MPMT cobra R$ 2,8 bilhões de empresa do “Rei do Porco” por desastre ambiental em MT

MPMT cobra R$ 2,8 bilhões de empresa do “Rei do Porco” por desastre ambiental em MT
Assessoria

O Ministério Público de Mato Grosso (MPMT) move uma ação civil pública bilionária contra a empresa Suinobrás Alimentos, de propriedade do empresário Reinaldo Morais, conhecido como “Rei do Porco” e atual candidato a vice-governador do estado na chapa de Wellington Fagundes (PL). O órgão exige o pagamento de R$ 2,86 bilhões como reparação por danos ambientais causados pelo lançamento irregular de efluentes e contaminação do solo nas nascentes do Rio Paraguai, em Alto Paraguai (200 km de Cuiabá).
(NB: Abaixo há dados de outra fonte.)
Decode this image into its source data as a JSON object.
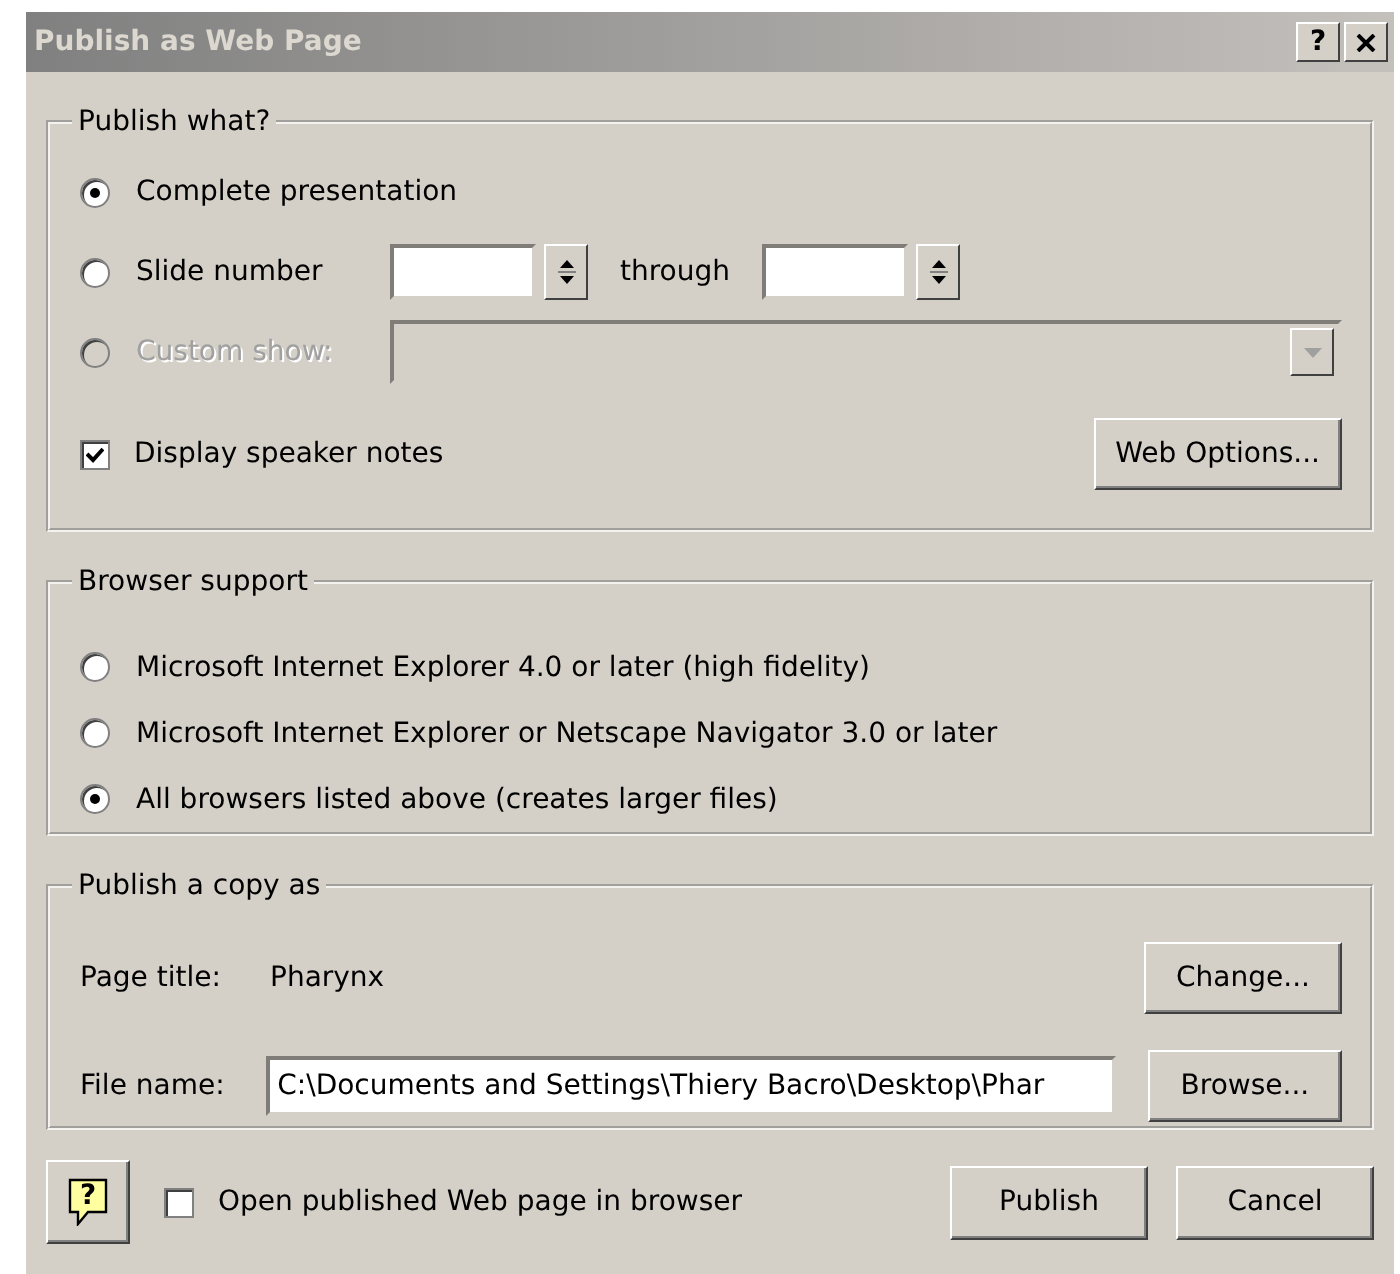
{
  "window": {
    "title": "Publish as Web Page",
    "title_buttons": [
      "?"
    ]
  },
  "publish_what": {
    "label": "Publish what?",
    "options": [
      {
        "kind": "plain",
        "label": "Complete presentation",
        "selected": true,
        "disabled": false
      },
      {
        "kind": "range",
        "label": "Slide number",
        "through_label": "through",
        "selected": false,
        "disabled": false
      },
      {
        "kind": "combo",
        "label": "Custom show:",
        "selected": false,
        "disabled": true
      }
    ],
    "speaker_notes": {
      "label": "Display speaker notes",
      "checked": true
    },
    "options_button": "Web Options..."
  },
  "browser_support": {
    "label": "Browser support",
    "options": [
      {
        "label": "Microsoft Internet Explorer 4.0 or later (high fidelity)",
        "selected": false
      },
      {
        "label": "Microsoft Internet Explorer or Netscape Navigator 3.0 or later",
        "selected": false
      },
      {
        "label": "All browsers listed above (creates larger files)",
        "selected": true
      }
    ]
  },
  "publish_copy": {
    "label": "Publish a copy as",
    "page_title": {
      "label": "Page title:",
      "value": "Pharynx",
      "button": "Change..."
    },
    "file_name": {
      "label": "File name:",
      "value": "C:\\Documents and Settings\\Thiery Bacro\\Desktop\\Phar",
      "button": "Browse..."
    }
  },
  "footer": {
    "help_glyph": "?",
    "open_in_browser": {
      "label": "Open published Web page in browser",
      "checked": false
    },
    "buttons": [
      "Publish",
      "Cancel"
    ]
  }
}
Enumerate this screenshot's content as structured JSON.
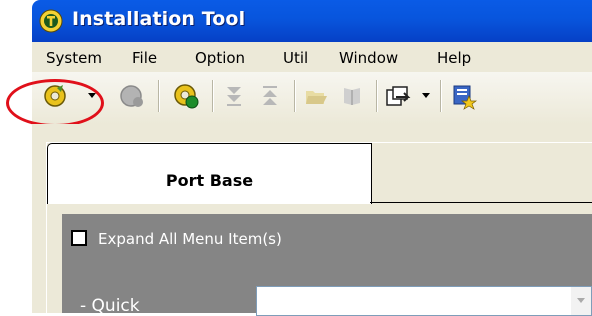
{
  "window": {
    "title": "Installation Tool",
    "icon": "app-gear-icon"
  },
  "menubar": {
    "items": [
      "System",
      "File",
      "Option",
      "Util",
      "Window",
      "Help"
    ]
  },
  "toolbar": {
    "buttons": [
      {
        "name": "connect",
        "icon": "connect-gear-icon",
        "has_dropdown": true,
        "enabled": true,
        "highlighted": true
      },
      {
        "name": "disconnect",
        "icon": "disconnect-gear-icon",
        "enabled": false
      },
      {
        "name": "refresh",
        "icon": "refresh-gear-icon",
        "enabled": true
      },
      {
        "name": "download",
        "icon": "download-icon",
        "enabled": false
      },
      {
        "name": "upload",
        "icon": "upload-icon",
        "enabled": false
      },
      {
        "name": "open",
        "icon": "folder-open-icon",
        "enabled": false
      },
      {
        "name": "book",
        "icon": "book-icon",
        "enabled": false
      },
      {
        "name": "export",
        "icon": "export-icon",
        "has_dropdown": true,
        "enabled": true
      },
      {
        "name": "wizard",
        "icon": "wizard-icon",
        "enabled": true
      }
    ],
    "highlight_color": "#e0101a"
  },
  "tabs": [
    {
      "label": "Port Base",
      "active": true
    }
  ],
  "panel": {
    "expand_all_label": "Expand All Menu Item(s)",
    "expand_all_checked": false,
    "quick_label": "- Quick",
    "quick_value": ""
  },
  "colors": {
    "titlebar": "#0855dd",
    "chrome": "#ece9d8",
    "panel": "#858585"
  }
}
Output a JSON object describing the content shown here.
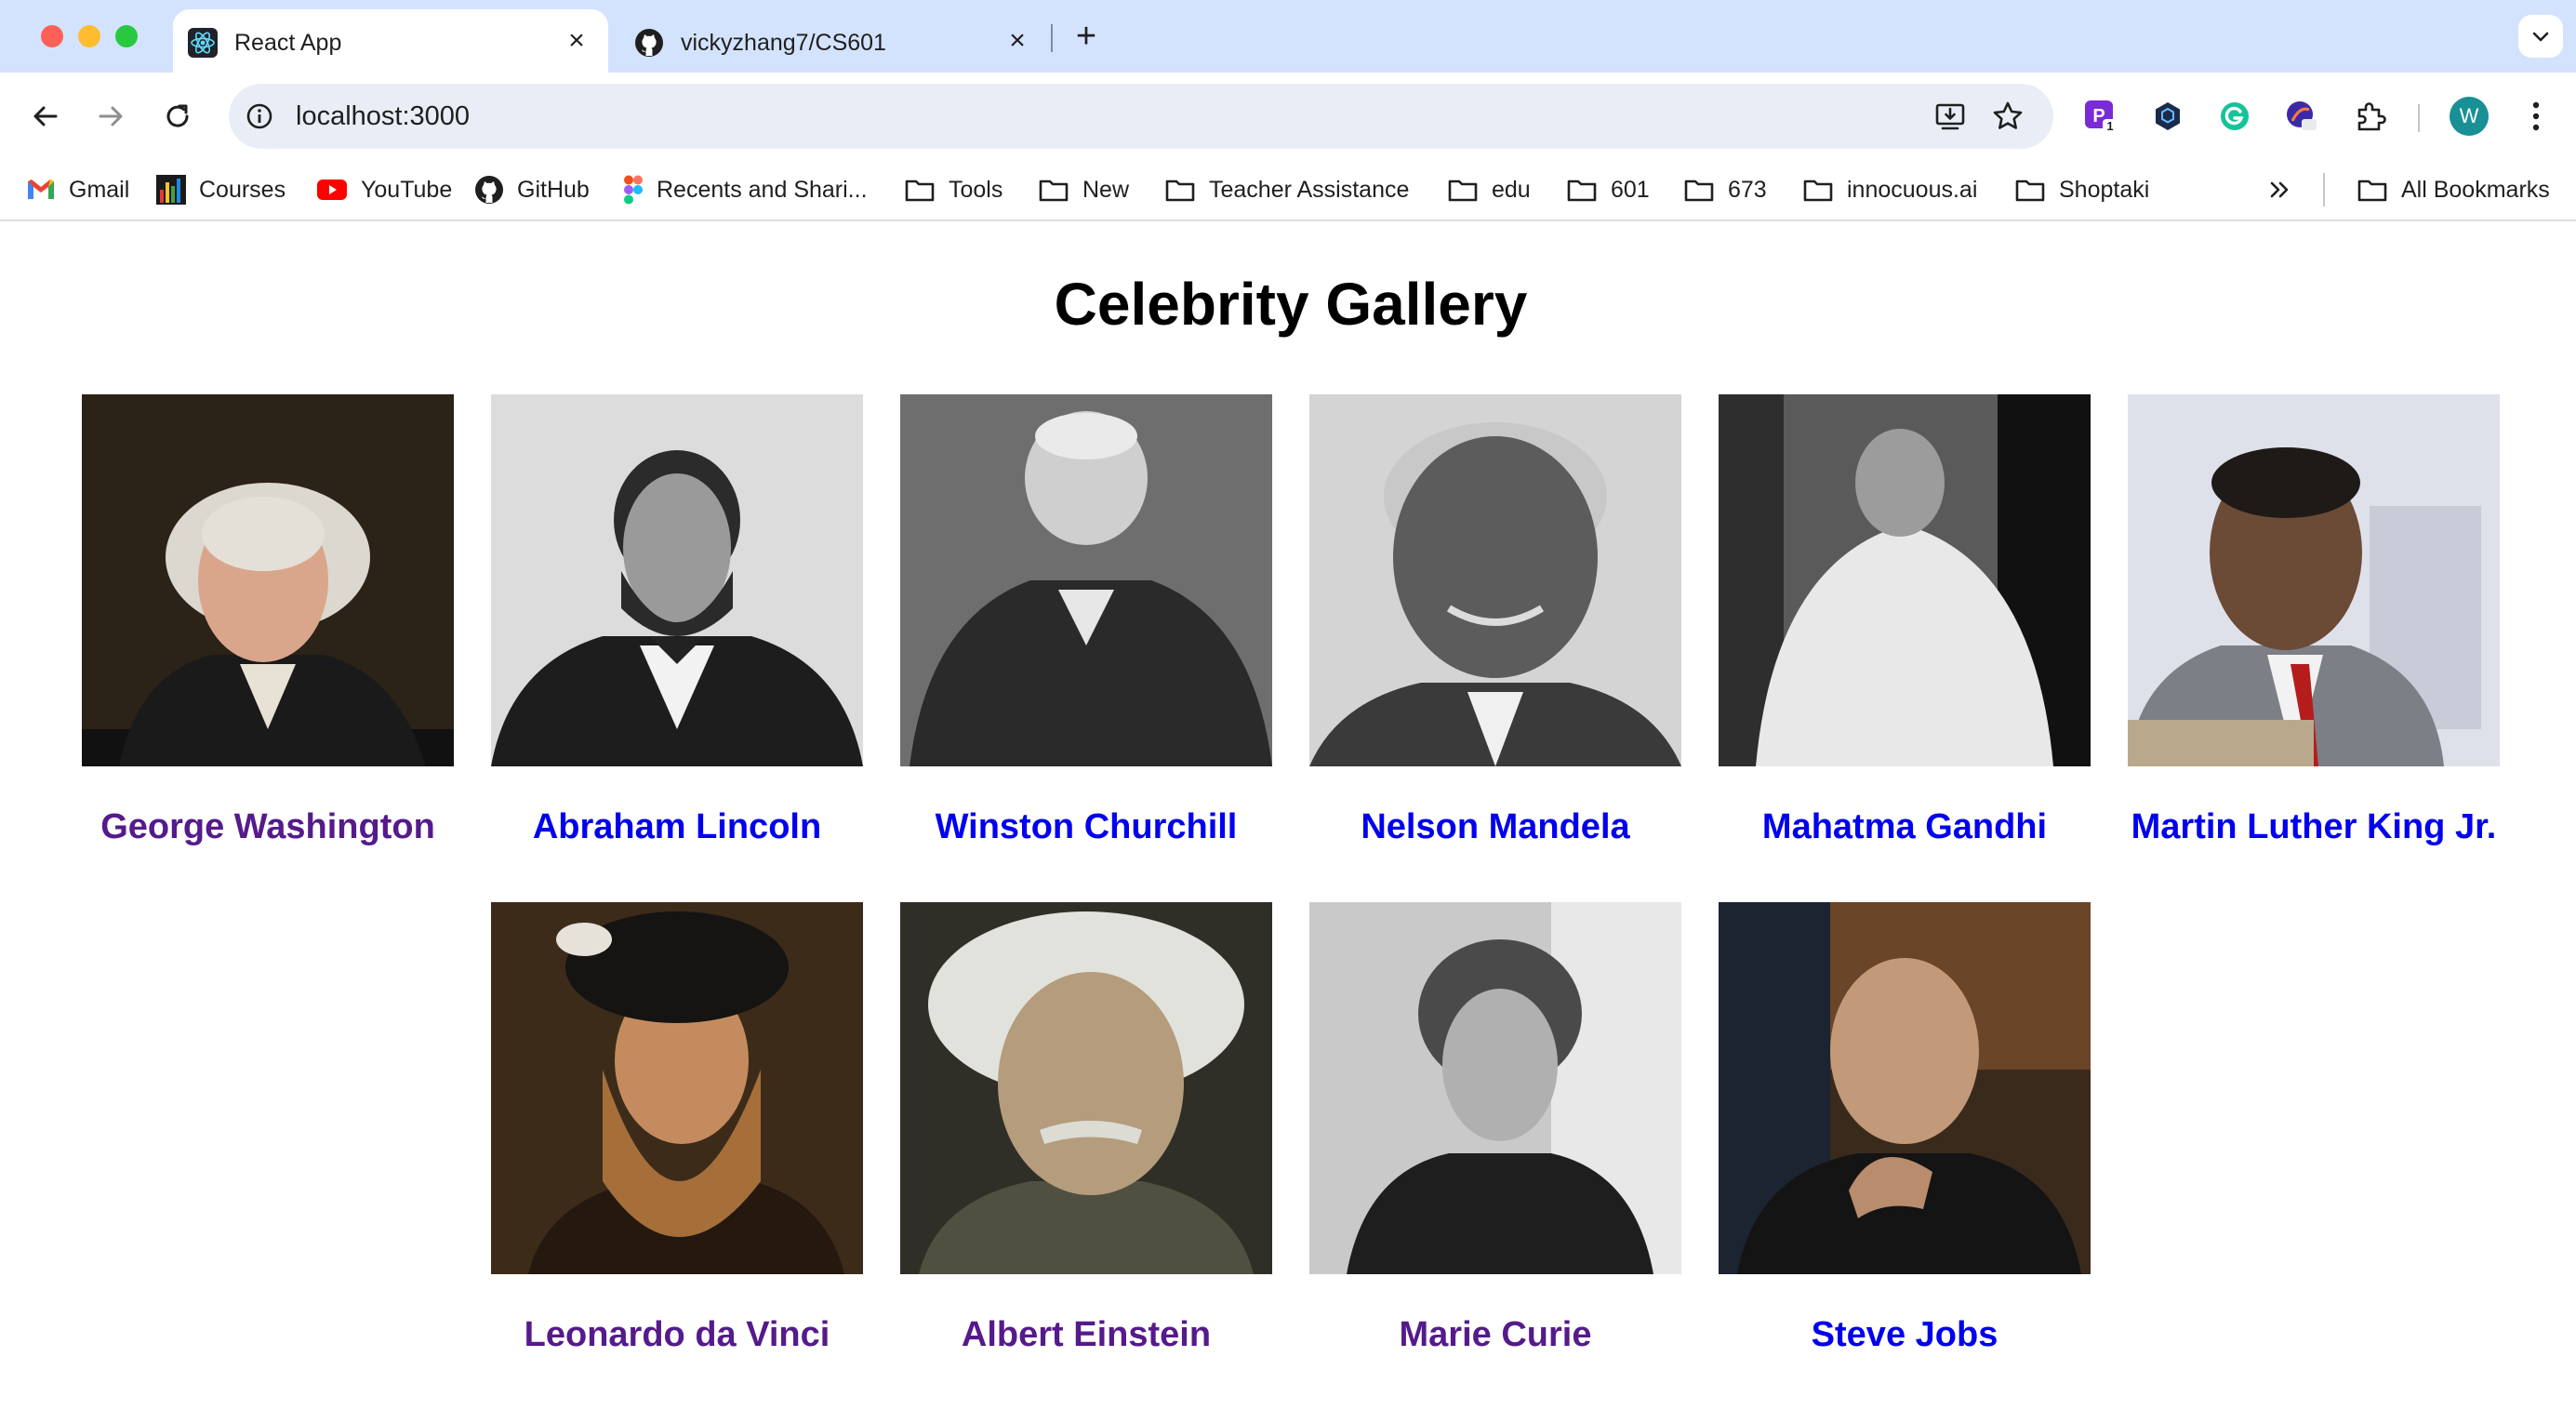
{
  "browser": {
    "tabs": [
      {
        "title": "React App",
        "active": true,
        "favicon": "react-icon"
      },
      {
        "title": "vickyzhang7/CS601",
        "active": false,
        "favicon": "github-icon"
      }
    ],
    "url": "localhost:3000",
    "profile_initial": "W",
    "extension_badge": "1",
    "bookmarks": [
      {
        "label": "Gmail",
        "icon": "gmail-icon"
      },
      {
        "label": "Courses",
        "icon": "bar-chart-icon"
      },
      {
        "label": "YouTube",
        "icon": "youtube-icon"
      },
      {
        "label": "GitHub",
        "icon": "github-icon"
      },
      {
        "label": "Recents and Shari...",
        "icon": "figma-icon"
      },
      {
        "label": "Tools",
        "icon": "folder-icon"
      },
      {
        "label": "New",
        "icon": "folder-icon"
      },
      {
        "label": "Teacher Assistance",
        "icon": "folder-icon"
      },
      {
        "label": "edu",
        "icon": "folder-icon"
      },
      {
        "label": "601",
        "icon": "folder-icon"
      },
      {
        "label": "673",
        "icon": "folder-icon"
      },
      {
        "label": "innocuous.ai",
        "icon": "folder-icon"
      },
      {
        "label": "Shoptaki",
        "icon": "folder-icon"
      }
    ],
    "all_bookmarks": "All Bookmarks"
  },
  "page": {
    "title": "Celebrity Gallery",
    "celebrities": [
      {
        "name": "George Washington",
        "visited": true
      },
      {
        "name": "Abraham Lincoln",
        "visited": false
      },
      {
        "name": "Winston Churchill",
        "visited": false
      },
      {
        "name": "Nelson Mandela",
        "visited": false
      },
      {
        "name": "Mahatma Gandhi",
        "visited": false
      },
      {
        "name": "Martin Luther King Jr.",
        "visited": false
      },
      {
        "name": "Leonardo da Vinci",
        "visited": true
      },
      {
        "name": "Albert Einstein",
        "visited": true
      },
      {
        "name": "Marie Curie",
        "visited": true
      },
      {
        "name": "Steve Jobs",
        "visited": false
      }
    ]
  },
  "colors": {
    "tabstrip": "#d3e3fd",
    "link_visited": "#551a8b",
    "link_unvisited": "#0000ee"
  }
}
O montante solicitado se baseia na valoração monetária dos serviços ecossistêmicos prejudicados em uma Área de Proteção Ambiental (APA).

O juiz André Luciano Costa Gahyva, da 1ª Vara Cível de Diamantino, autorizou o pagamento de 50% do saldo remanescente dos honorários periciais para o início de uma nova perícia de campo, prevista para setembro de 2026.

O montante de R$ 2,8 bilhões solicitado pelo MPMT corresponde à valoração monetária dos serviços ecossistêmicos prejudicados pela poluição. Segundo as investigações, a Suinobrás teria descartado resíduos poluentes sem o devido tratamento, atingindo diretamente uma Área de Proteção Ambiental (APA).

Perícias anteriores indicaram que cerca de 6,67 milhões de litros de efluentes deveriam ter sido tratados em um período de vazamento ocorrido até março de 2019. O relatório aponta que o dano causou a morte de peixes e a contaminação extensa do solo e de nascentes da região.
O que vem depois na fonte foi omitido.